Travelling in Canada? Try the TripAtlas.com Trip Builder to get in touch with travel professionals & tour operators across the country for tips & pricing on your trip.

British Columbia: Long Beach in Tofino is not only one of the longest beaches on the west coast, at 25 km's long, but it's also the hottest surf spot in all of Canada. Located just outside Pacific Rim National Park Reserve, it's a nature/adventure-lovers' paradise. For those in Vancouver, check out Wreck Beach, a clothing-optional beach often littered with students from the nearby University of British Columbia.

Alberta: When it comes to beaches in Alberta, Devonshire Beach in Lesser Lake Provincial Park has got it covered. Not only is there a ton of history in this lake & park from the Hudson Bay fur trade, but its natural setting can often produce wildlife like moose, near the beach.

Saskatchewan: There's so much more to Manitou Beach in Saskatchewan, just east of Saskatoon and north of Regina. Here, the waters are chock-full of minerals and salts that not only can a swim be great for your body - but like the Dead Sea in Israel - you can float on top (no matter how light or heavy-set you may be!).

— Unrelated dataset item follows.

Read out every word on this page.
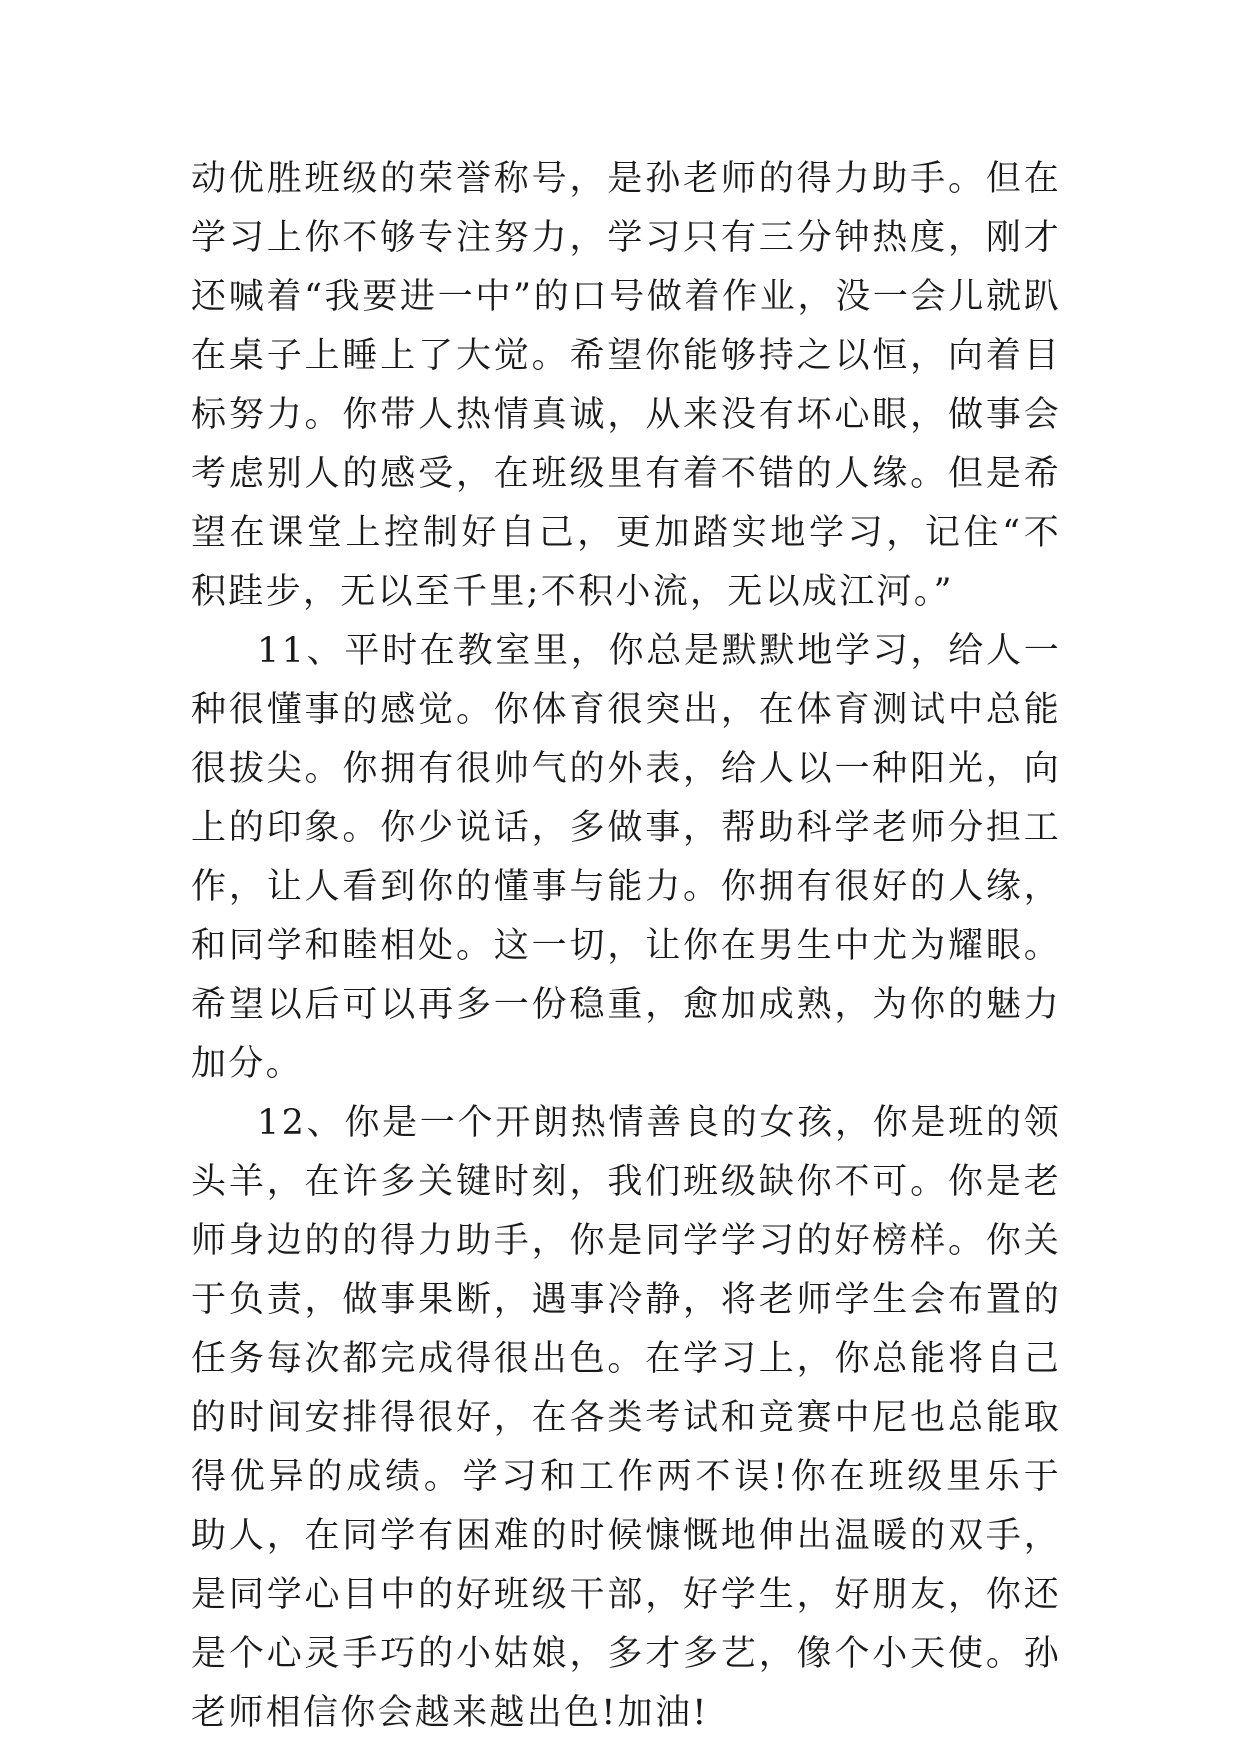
动优胜班级的荣誉称号，是孙老师的得力助手。但在学习上你不够专注努力，学习只有三分钟热度，刚才还喊着“我要进一中”的口号做着作业，没一会儿就趴在桌子上睡上了大觉。希望你能够持之以恒，向着目标努力。你带人热情真诚，从来没有坏心眼，做事会考虑别人的感受，在班级里有着不错的人缘。但是希望在课堂上控制好自己，更加踏实地学习，记住“不积跬步，无以至千里;不积小流，无以成江河。”

11、平时在教室里，你总是默默地学习，给人一种很懂事的感觉。你体育很突出，在体育测试中总能很拔尖。你拥有很帅气的外表，给人以一种阳光，向上的印象。你少说话，多做事，帮助科学老师分担工作，让人看到你的懂事与能力。你拥有很好的人缘，和同学和睦相处。这一切，让你在男生中尤为耀眼。希望以后可以再多一份稳重，愈加成熟，为你的魅力加分。

12、你是一个开朗热情善良的女孩，你是班的领头羊，在许多关键时刻，我们班级缺你不可。你是老师身边的的得力助手，你是同学学习的好榜样。你关于负责，做事果断，遇事冷静，将老师学生会布置的任务每次都完成得很出色。在学习上，你总能将自己的时间安排得很好，在各类考试和竞赛中尼也总能取得优异的成绩。学习和工作两不误!你在班级里乐于助人，在同学有困难的时候慷慨地伸出温暖的双手，是同学心目中的好班级干部，好学生，好朋友，你还是个心灵手巧的小姑娘，多才多艺，像个小天使。孙老师相信你会越来越出色!加油!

Manitoba: Although the waters of northern Manitoba in Churchill offer great activities like kayaking amongst thousands of beluga whales during the summer - the go-to beach for most Winnipeggers is Grand Beach on Lake Winnipeg where you'll find a rare white-sandy beach.

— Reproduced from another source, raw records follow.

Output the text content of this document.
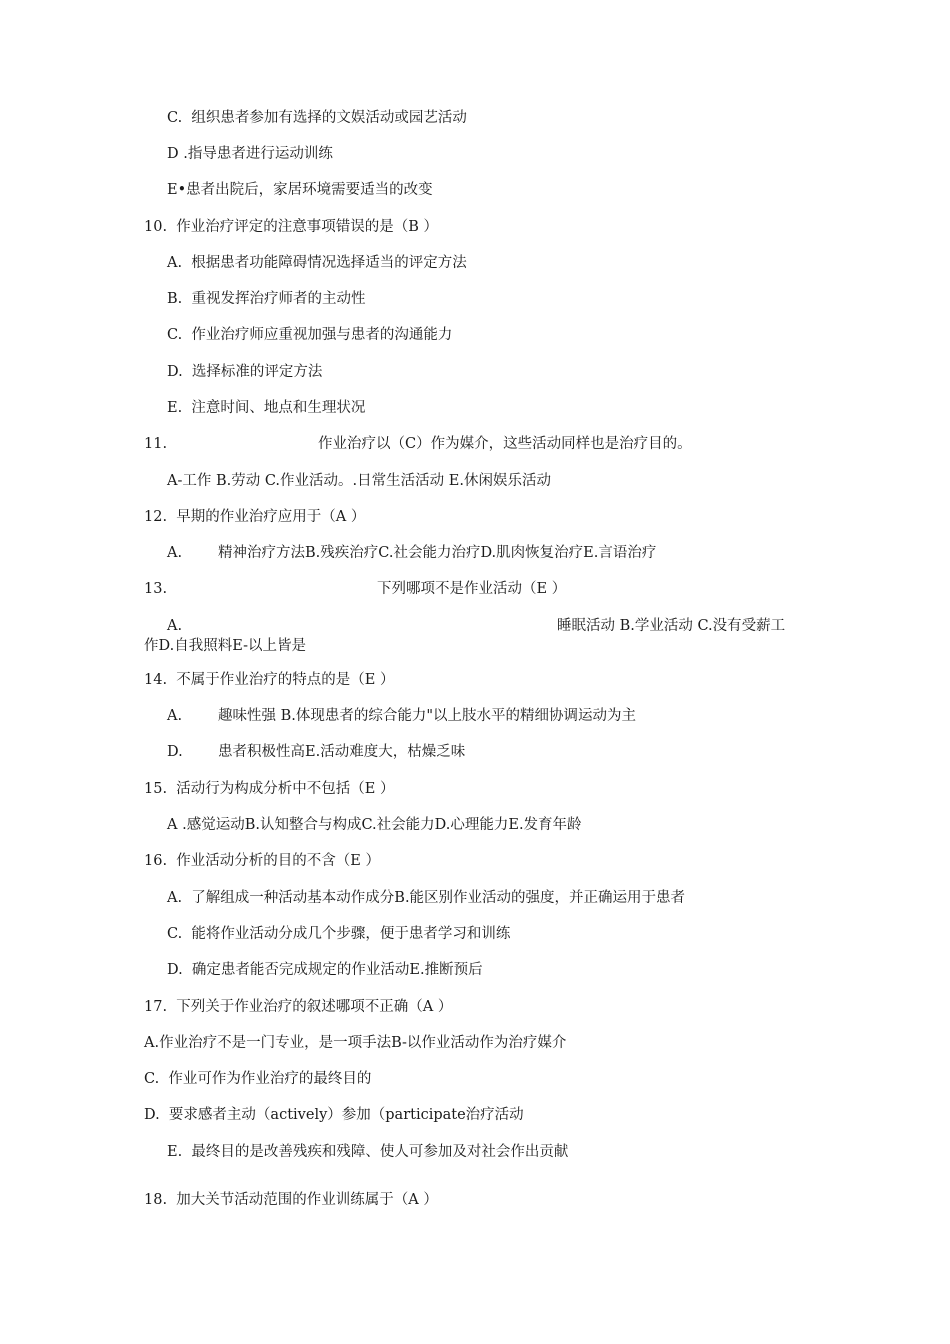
C.  组织患者参加有选择的文娱活动或园艺活动
D .指导患者进行运动训练
E•患者出院后，家居环境需要适当的改变
10.  作业治疗评定的注意事项错误的是（B ）
A.  根据患者功能障碍情况选择适当的评定方法
B.  重视发挥治疗师者的主动性
C.  作业治疗师应重视加强与患者的沟通能力
D.  选择标准的评定方法
E.  注意时间、地点和生理状况
11.	作业治疗以（C）作为媒介，这些活动同样也是治疗目的。
A-工作 B.劳动 C.作业活动。.日常生活活动 E.休闲娱乐活动
12.  早期的作业治疗应用于（A ）
A. 精神治疗方法B.残疾治疗C.社会能力治疗D.肌肉恢复治疗E.言语治疗
13.	下列哪项不是作业活动（E ）
A.	睡眠活动 B.学业活动 C.没有受薪工
作D.自我照料E-以上皆是
14.  不属于作业治疗的特点的是（E ）
A. 趣味性强 B.体现患者的综合能力"以上肢水平的精细协调运动为主
D. 患者积极性高E.活动难度大，枯燥乏味
15.  活动行为构成分析中不包括（E ）
A .感觉运动B.认知整合与构成C.社会能力D.心理能力E.发育年龄
16.  作业活动分析的目的不含（E ）
A.  了解组成一种活动基本动作成分B.能区别作业活动的强度，并正确运用于患者
C.  能将作业活动分成几个步骤，便于患者学习和训练
D.  确定患者能否完成规定的作业活动E.推断预后
17.  下列关于作业治疗的叙述哪项不正确（A ）
A.作业治疗不是一门专业，是一项手法B-以作业活动作为治疗媒介
C.  作业可作为作业治疗的最终目的
D.  要求感者主动（actively）参加（participate治疗活动
E.  最终目的是改善残疾和残障、使人可参加及对社会作出贡献
18.  加大关节活动范围的作业训练属于（A ）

Ontario: For those looking for a quaint family beach getaway, head to Sauble Beach near Owen Sound or to Sandbanks Provincial Park in Picton, Ontario where sandbars keep waters warm for swimming. For the closest thing to Huntington Beach this side of the country, head to Ashbridge's Bay in Toronto for great volleyball (and volleyball players).

Quebec: In the Iles de la Madeleine in Quebec, dozens of islands offer something like 300km's of white-sandy beaches for those interested in sand dune walking. For something more in-land, check out Lac Saint-Jean, Lac Deux-Montagnes, and the Laurentians.

New Brunswick: For a Caribbean-like getaway on this side of the equator, head to Val-Comeau for warm, white sandy beaches full of sand dunes. Or, head to New River Beach Provincial Park for promises of tidal pools, crabs, periwinkles, whelks, and starfish; or go for a sea kayaking trip nearby through the Bay of Fundy.

Nova Scotia: When you're in Nova Scotia, head out to Martinique Beach on the east coast of the province to go for a swim or body surf in the Atlantic. There's also Melmerby Beach or "The Merb," as called by locals, which have some of the warmest waters in Canada.

Prince Edward Island: If you're looking for peaceful, Basin Head isn't your best bet because their sands are known to "sing." The sand dunes here are made of quartz, causing friction and making squeaky sounds when visitors walk on its shores - but it's still a favourite amongst locals because it never seems to end.

Newfoundland & Labrador: From one Sandbanks Provincial Park to the next - Newfoundland & Labrador's Sandbanks Provincial Park in the Burgeo islands offer uncrowded beaches as well as fantastic hiking, kayaking, herds of caribou, and sand dunes with Anniopsquotch Mountains in the background. It's one of Canada's best kept secrets.